伊勢詣り:東海道歩き:吉原→由比 その3

翌日、吉原から由比に向かった。宿から出て、吉原本宿の商店街を歩く。「旅籠 鯛屋與三郎」というそば屋兼旅籠があった。店先に創業天和2年(1682年)、次郎長・鉄舟の定宿とある。店の主人が説明してくれた。昔はもっと海の近くにあったようだが、何度かの津波で、現在の地に移ったという。東海道の中でこの旅籠と近江八幡の薬屋さんの二つだけが当時の場所で商いを続けているそうだ。

 中に入ってみると、その歴史を感じさせるものがいろいろと飾ってある。この旅籠を気に入った山岡鉄舟が感謝の気持ちで書いたという、「鯛屋與三郎」の看板や、宿場町であった吉原宿に大名が泊まった折の宿札が20枚ほど壁に掛かっている。身延山参拝の指定旅館札も掛かっている。次郎長の写真も飾ってあった。初めて見たが、ごつい凄味のある堂々たる顔に感心した。
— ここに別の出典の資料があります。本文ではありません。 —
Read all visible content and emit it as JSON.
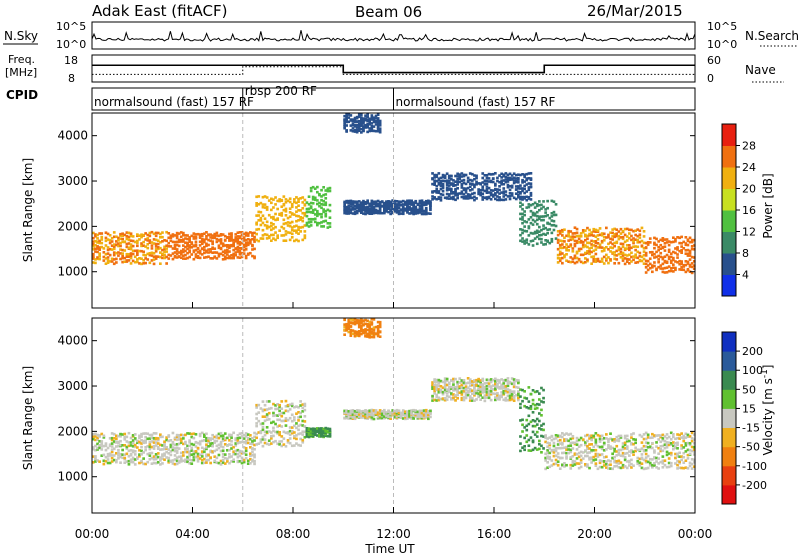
{
  "header": {
    "title": "Adak East (fitACF)",
    "beam": "Beam 06",
    "date": "26/Mar/2015"
  },
  "nsky": {
    "label": "N.Sky",
    "tick_top": "10^5",
    "tick_bottom": "10^0",
    "right_label": "N.Search",
    "right_tick_top": "10^5",
    "right_tick_bottom": "10^0"
  },
  "freq": {
    "label_line1": "Freq.",
    "label_line2": "[MHz]",
    "tick_top": "18",
    "tick_bottom": "8",
    "right_label": "Nave",
    "right_tick_top": "60",
    "right_tick_bottom": "0",
    "steps": [
      {
        "start": 0,
        "end": 10,
        "mhz": 14.2
      },
      {
        "start": 10,
        "end": 18,
        "mhz": 11.5
      },
      {
        "start": 18,
        "end": 24,
        "mhz": 14.2
      }
    ],
    "nave_steps": [
      {
        "start": 0,
        "end": 6,
        "nave": 17
      },
      {
        "start": 6,
        "end": 10,
        "nave": 34
      },
      {
        "start": 10,
        "end": 12,
        "nave": 17
      },
      {
        "start": 12,
        "end": 24,
        "nave": 17
      }
    ]
  },
  "cpid": {
    "label": "CPID",
    "segments": [
      {
        "label": "normalsound (fast) 157 RF",
        "start": 0,
        "end": 6
      },
      {
        "label": "rbsp 200 RF",
        "start": 6,
        "end": 12
      },
      {
        "label": "normalsound (fast) 157 RF",
        "start": 12,
        "end": 24
      }
    ]
  },
  "power_panel": {
    "ylabel": "Slant Range [km]",
    "yticks": [
      "1000",
      "2000",
      "3000",
      "4000"
    ],
    "cbar_label": "Power [dB]",
    "cbar_ticks": [
      "4",
      "8",
      "12",
      "16",
      "20",
      "24",
      "28"
    ],
    "colors": [
      "#1030e8",
      "#28508c",
      "#3a8a66",
      "#50c040",
      "#c8e020",
      "#f0b010",
      "#f07010",
      "#e82010"
    ]
  },
  "velocity_panel": {
    "ylabel": "Slant Range [km]",
    "yticks": [
      "1000",
      "2000",
      "3000",
      "4000"
    ],
    "cbar_label": "Velocity [m s^-1]",
    "cbar_ticks": [
      "200",
      "100",
      "50",
      "15",
      "-15",
      "-50",
      "-100",
      "-200"
    ],
    "colors": [
      "#1030c0",
      "#2a5a9a",
      "#3a8a50",
      "#60c030",
      "#c8c8c0",
      "#f0b020",
      "#f08010",
      "#e84010",
      "#e01010"
    ]
  },
  "xaxis": {
    "label": "Time UT",
    "ticks": [
      "00:00",
      "04:00",
      "08:00",
      "12:00",
      "16:00",
      "20:00",
      "00:00"
    ]
  },
  "chart_data": [
    {
      "type": "heatmap",
      "title": "",
      "xlabel": "Time UT",
      "ylabel": "Slant Range [km]",
      "xlim_hours": [
        0,
        24
      ],
      "ylim_km": [
        200,
        4500
      ],
      "zlabel": "Power [dB]",
      "zlim": [
        0,
        32
      ],
      "bands": [
        {
          "t0": 0,
          "t1": 3,
          "r0": 1200,
          "r1": 1900,
          "z": 24
        },
        {
          "t0": 3,
          "t1": 6.5,
          "r0": 1300,
          "r1": 1900,
          "z": 26
        },
        {
          "t0": 6.5,
          "t1": 8.5,
          "r0": 1700,
          "r1": 2700,
          "z": 22
        },
        {
          "t0": 8.5,
          "t1": 9.5,
          "r0": 2000,
          "r1": 2900,
          "z": 14
        },
        {
          "t0": 10,
          "t1": 11.5,
          "r0": 4100,
          "r1": 4500,
          "z": 6
        },
        {
          "t0": 10,
          "t1": 13.5,
          "r0": 2300,
          "r1": 2600,
          "z": 6
        },
        {
          "t0": 13.5,
          "t1": 17.5,
          "r0": 2600,
          "r1": 3200,
          "z": 6
        },
        {
          "t0": 17,
          "t1": 18.5,
          "r0": 1600,
          "r1": 2600,
          "z": 10
        },
        {
          "t0": 18.5,
          "t1": 22,
          "r0": 1200,
          "r1": 2000,
          "z": 24
        },
        {
          "t0": 22,
          "t1": 24,
          "r0": 1000,
          "r1": 1800,
          "z": 26
        }
      ]
    },
    {
      "type": "heatmap",
      "title": "",
      "xlabel": "Time UT",
      "ylabel": "Slant Range [km]",
      "xlim_hours": [
        0,
        24
      ],
      "ylim_km": [
        200,
        4500
      ],
      "zlabel": "Velocity [m s^-1]",
      "zlim": [
        -200,
        200
      ],
      "bands": [
        {
          "t0": 0,
          "t1": 6.5,
          "r0": 1300,
          "r1": 2000,
          "z": 0
        },
        {
          "t0": 6.5,
          "t1": 8.5,
          "r0": 1700,
          "r1": 2700,
          "z": 0
        },
        {
          "t0": 8.5,
          "t1": 9.5,
          "r0": 1900,
          "r1": 2100,
          "z": 60
        },
        {
          "t0": 10,
          "t1": 11.5,
          "r0": 4100,
          "r1": 4500,
          "z": -70
        },
        {
          "t0": 10,
          "t1": 13.5,
          "r0": 2300,
          "r1": 2500,
          "z": 0
        },
        {
          "t0": 13.5,
          "t1": 17,
          "r0": 2700,
          "r1": 3200,
          "z": 0
        },
        {
          "t0": 17,
          "t1": 18,
          "r0": 1500,
          "r1": 3000,
          "z": 60
        },
        {
          "t0": 18,
          "t1": 24,
          "r0": 1200,
          "r1": 2000,
          "z": 0
        }
      ]
    }
  ]
}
 富士川から右手に富士山を眺めながら歩くのだが、富士山は以前として頭を雲に隠して顔を見せてくれない。昼食は「すき屋」で牛たま丼。マメ防止薬を両足に塗ったが、一度休憩して歩き出すと、足裏がほぐれるまでの、1,2分がマメが痛くて辛い。雲が切れるのを願いながら、マメが傷むのをこらえながらひたすら歩く。“歩き行”である。
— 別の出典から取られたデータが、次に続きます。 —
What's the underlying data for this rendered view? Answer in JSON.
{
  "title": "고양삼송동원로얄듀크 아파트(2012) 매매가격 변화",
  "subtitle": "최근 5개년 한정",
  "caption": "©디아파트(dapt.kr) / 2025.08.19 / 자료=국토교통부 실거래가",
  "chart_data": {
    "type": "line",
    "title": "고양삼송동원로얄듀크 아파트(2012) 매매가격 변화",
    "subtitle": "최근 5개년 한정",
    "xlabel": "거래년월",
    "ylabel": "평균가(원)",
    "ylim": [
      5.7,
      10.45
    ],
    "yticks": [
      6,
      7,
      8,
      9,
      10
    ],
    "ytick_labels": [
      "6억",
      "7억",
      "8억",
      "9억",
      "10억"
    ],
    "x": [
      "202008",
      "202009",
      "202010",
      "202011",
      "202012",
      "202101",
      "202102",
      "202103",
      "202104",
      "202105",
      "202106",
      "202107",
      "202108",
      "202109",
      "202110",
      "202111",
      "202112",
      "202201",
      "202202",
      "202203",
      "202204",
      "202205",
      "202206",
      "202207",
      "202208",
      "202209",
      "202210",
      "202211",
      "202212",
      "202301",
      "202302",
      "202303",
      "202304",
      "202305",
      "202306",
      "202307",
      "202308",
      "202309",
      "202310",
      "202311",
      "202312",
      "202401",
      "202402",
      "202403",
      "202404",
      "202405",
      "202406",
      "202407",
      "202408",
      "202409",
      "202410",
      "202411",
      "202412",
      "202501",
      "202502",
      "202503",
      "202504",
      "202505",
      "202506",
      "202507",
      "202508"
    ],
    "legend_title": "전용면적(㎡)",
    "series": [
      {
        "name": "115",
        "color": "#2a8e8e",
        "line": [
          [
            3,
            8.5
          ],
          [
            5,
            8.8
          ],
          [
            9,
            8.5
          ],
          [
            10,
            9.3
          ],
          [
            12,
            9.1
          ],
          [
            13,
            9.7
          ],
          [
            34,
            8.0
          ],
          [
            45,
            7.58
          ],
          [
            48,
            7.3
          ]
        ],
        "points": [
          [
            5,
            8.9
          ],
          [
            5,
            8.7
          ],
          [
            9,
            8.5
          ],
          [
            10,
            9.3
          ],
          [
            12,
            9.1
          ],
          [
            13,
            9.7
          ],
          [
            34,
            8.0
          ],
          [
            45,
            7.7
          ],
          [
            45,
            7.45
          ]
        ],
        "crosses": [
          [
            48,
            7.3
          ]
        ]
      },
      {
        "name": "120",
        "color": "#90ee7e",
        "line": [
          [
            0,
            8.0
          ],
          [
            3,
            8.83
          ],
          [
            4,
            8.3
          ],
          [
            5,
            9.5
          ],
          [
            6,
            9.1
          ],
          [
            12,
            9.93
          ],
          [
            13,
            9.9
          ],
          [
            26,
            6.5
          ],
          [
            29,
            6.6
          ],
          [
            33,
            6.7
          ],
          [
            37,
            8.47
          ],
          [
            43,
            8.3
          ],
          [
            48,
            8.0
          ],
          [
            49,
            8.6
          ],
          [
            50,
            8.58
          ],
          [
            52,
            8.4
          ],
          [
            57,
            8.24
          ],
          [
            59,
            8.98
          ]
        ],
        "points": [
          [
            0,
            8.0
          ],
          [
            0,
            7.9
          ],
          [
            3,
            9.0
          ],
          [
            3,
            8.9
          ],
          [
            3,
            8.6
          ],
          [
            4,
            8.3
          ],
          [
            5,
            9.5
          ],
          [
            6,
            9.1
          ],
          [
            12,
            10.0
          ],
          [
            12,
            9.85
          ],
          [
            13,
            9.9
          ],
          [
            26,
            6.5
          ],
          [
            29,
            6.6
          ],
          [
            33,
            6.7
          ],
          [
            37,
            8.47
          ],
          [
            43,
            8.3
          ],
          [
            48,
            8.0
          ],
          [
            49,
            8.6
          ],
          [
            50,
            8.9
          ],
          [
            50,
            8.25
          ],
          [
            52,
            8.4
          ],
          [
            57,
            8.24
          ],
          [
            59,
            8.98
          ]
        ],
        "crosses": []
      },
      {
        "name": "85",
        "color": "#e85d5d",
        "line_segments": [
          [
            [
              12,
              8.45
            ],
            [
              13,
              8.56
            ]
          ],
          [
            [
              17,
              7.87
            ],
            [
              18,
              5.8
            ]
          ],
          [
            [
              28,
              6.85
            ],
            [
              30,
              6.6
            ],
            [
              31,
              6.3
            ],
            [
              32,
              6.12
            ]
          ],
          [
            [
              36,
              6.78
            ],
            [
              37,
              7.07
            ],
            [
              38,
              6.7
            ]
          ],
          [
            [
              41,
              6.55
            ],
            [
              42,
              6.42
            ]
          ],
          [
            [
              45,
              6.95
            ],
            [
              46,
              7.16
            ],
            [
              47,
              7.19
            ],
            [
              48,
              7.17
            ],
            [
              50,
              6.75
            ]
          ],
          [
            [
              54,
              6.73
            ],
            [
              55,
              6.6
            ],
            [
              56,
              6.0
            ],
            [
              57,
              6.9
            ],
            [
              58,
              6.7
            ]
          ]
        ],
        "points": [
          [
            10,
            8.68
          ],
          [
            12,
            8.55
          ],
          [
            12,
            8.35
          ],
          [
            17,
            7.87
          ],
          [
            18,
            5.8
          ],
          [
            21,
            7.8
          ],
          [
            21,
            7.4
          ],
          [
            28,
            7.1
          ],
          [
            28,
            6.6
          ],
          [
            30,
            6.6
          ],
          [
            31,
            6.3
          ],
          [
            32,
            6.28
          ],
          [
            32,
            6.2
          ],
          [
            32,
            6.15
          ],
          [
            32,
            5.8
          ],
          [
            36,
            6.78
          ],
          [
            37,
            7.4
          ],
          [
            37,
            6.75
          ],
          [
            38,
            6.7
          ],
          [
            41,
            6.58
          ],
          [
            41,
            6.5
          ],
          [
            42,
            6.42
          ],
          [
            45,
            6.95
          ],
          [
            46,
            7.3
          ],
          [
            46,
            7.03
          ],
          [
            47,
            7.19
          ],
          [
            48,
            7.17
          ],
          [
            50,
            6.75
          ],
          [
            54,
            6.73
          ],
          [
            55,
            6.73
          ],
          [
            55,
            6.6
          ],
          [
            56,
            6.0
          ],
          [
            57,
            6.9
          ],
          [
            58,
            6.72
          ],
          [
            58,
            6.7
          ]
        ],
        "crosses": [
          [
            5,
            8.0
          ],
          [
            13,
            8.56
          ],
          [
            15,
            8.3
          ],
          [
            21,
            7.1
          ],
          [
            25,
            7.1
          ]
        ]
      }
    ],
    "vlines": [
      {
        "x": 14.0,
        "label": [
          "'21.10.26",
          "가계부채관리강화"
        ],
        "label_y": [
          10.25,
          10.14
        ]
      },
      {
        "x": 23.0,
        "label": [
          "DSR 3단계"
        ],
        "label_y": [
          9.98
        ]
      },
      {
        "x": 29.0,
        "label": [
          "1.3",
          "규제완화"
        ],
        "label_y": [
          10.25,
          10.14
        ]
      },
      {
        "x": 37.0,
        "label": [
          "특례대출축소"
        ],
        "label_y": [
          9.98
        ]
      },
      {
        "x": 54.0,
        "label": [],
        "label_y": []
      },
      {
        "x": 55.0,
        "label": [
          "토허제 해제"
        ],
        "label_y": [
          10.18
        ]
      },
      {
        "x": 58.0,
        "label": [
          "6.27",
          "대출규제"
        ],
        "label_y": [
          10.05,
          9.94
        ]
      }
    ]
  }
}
 街道のあちこちに浅間神社(せんげんじんじゃ)がある。街道筋の民家には庭に小さな社を造っているところが多い。恐らく富士山信仰なのだろう。
 Webで検索したら、「アサマ」とは、アイヌ語で「火を吹く燃える岩」または「沢の奥」という意味がある。また、東南アジアの言葉で火山や温泉に関係する言葉である。例えばマレー語では、「アサ」は煙を意味し「マ」は母を意味する。その言葉を火山である富士山にあてたとする説があり、阿蘇山の「あそ」も同系のことばだという。群馬の浅間山(あさまやま)同じ語源から名付けられたのだろう。但し、富士山の浅間神社浅間山浅間神社は奉っている神が異なるということがわかった。
三時過ぎに富士がやっと雲間から頭を少し出してくれた。しばしマメの痛いのを忘れる。毎日、富士山を眺めることのできる人々には、“自然と”富士山信仰が生まれ、こころの中に育つのだろう。
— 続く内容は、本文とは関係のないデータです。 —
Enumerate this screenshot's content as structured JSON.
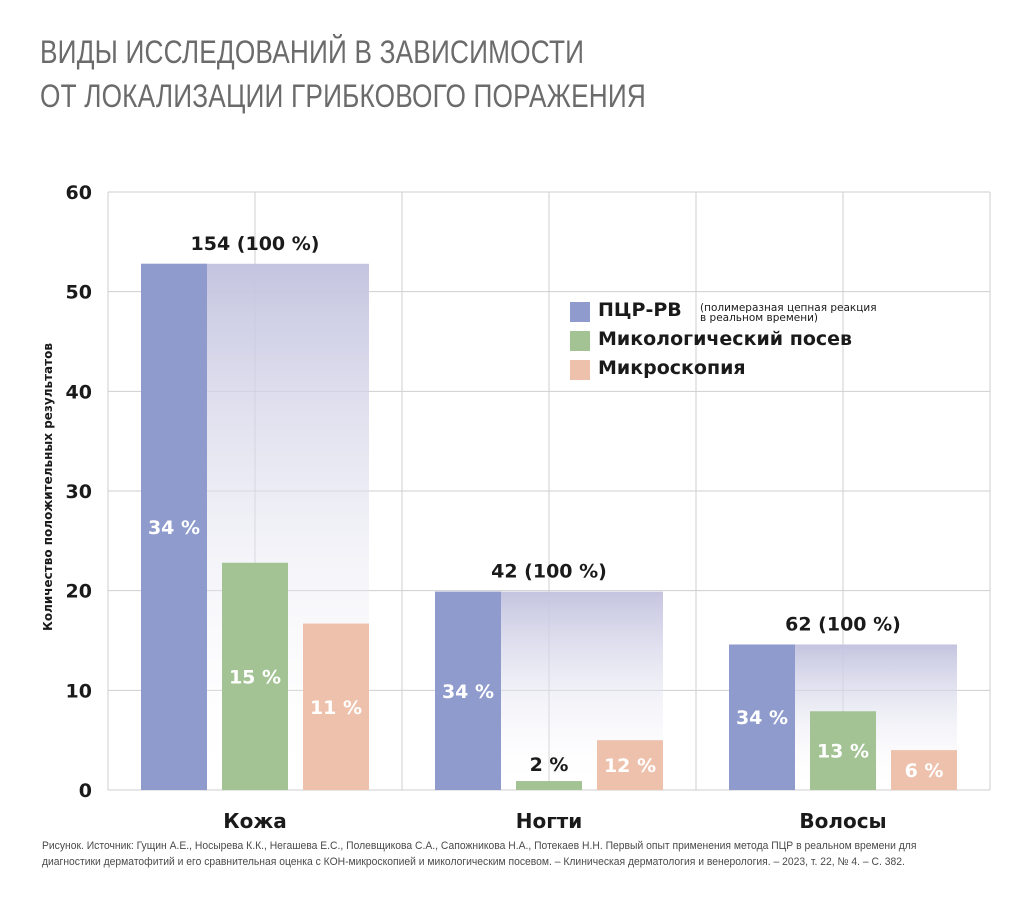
{
  "title": {
    "line1": "ВИДЫ ИССЛЕДОВАНИЙ В ЗАВИСИМОСТИ",
    "line2": "ОТ ЛОКАЛИЗАЦИИ ГРИБКОВОГО ПОРАЖЕНИЯ"
  },
  "source": {
    "line1": "Рисунок. Источник: Гущин А.Е., Носырева К.К., Негашева Е.С., Полевщикова С.А., Сапожникова Н.А., Потекаев Н.Н. Первый опыт применения метода ПЦР в реальном времени для",
    "line2": "диагностики дерматофитий и его сравнительная оценка с КОН-микроскопией и микологическим посевом. – Клиническая дерматология и венерология. – 2023, т. 22, № 4. – С. 382."
  },
  "colors": {
    "pcr": "#8e9bcc",
    "culture": "#a3c395",
    "microscopy": "#eec1ad",
    "total_band": "#c9c9e3",
    "grid": "#cfcfcf"
  },
  "chart_data": {
    "type": "bar",
    "ylabel": "Количество положительных результатов",
    "ylim": [
      0,
      60
    ],
    "yticks": [
      0,
      10,
      20,
      30,
      40,
      50,
      60
    ],
    "grid": true,
    "legend_position": "top-right",
    "categories": [
      "Кожа",
      "Ногти",
      "Волосы"
    ],
    "totals": [
      52.8,
      19.9,
      14.6
    ],
    "total_labels": [
      "154 (100 %)",
      "42 (100 %)",
      "62 (100 %)"
    ],
    "series": [
      {
        "name": "ПЦР-РВ",
        "note_line1": "(полимеразная цепная реакция",
        "note_line2": "в реальном времени)",
        "values": [
          52.8,
          19.9,
          14.6
        ],
        "labels": [
          "34 %",
          "34 %",
          "34 %"
        ]
      },
      {
        "name": "Микологический посев",
        "values": [
          22.8,
          0.9,
          7.9
        ],
        "labels": [
          "15 %",
          "2 %",
          "13 %"
        ]
      },
      {
        "name": "Микроскопия",
        "values": [
          16.7,
          5.0,
          4.0
        ],
        "labels": [
          "11 %",
          "12 %",
          "6 %"
        ]
      }
    ]
  }
}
 由比の手前に安藤広重美術館があった。仲間の多くは早く反省会の会場までたどり着きたいという気持ちだったが、折角の機会、私が入りましょうと言って寄ってもらった。
東海道五十三次の「由井」の浮世絵などを鑑賞した。
 かかとにもマメができたようで歩行速度が落ち、歩幅が縮まっていることがわかる。私ばかりでなく、仲間数人も同様だ。最後の一踏ん張りで、終着点「由比」の反省会場に到着。名物の桜エビのかき揚げと、桜エビ鍋を食べながらのビールがうまかった。
 6時半に会場を出て駅までの15分が寒くて、足がきつかった。
二日間で38km、約54,000歩。この行程を、由比から三島まで電車で戻る。たったの45分!、“苦あれば楽しみあり”、何の楽しみ? 誰かさんにバカじゃないと言われそうだ。男というもの、いくつになってもバカなことをして喜ぶ動物のようである。
 東京に戻ると、異次元の世界に戻ってきたような気分だった。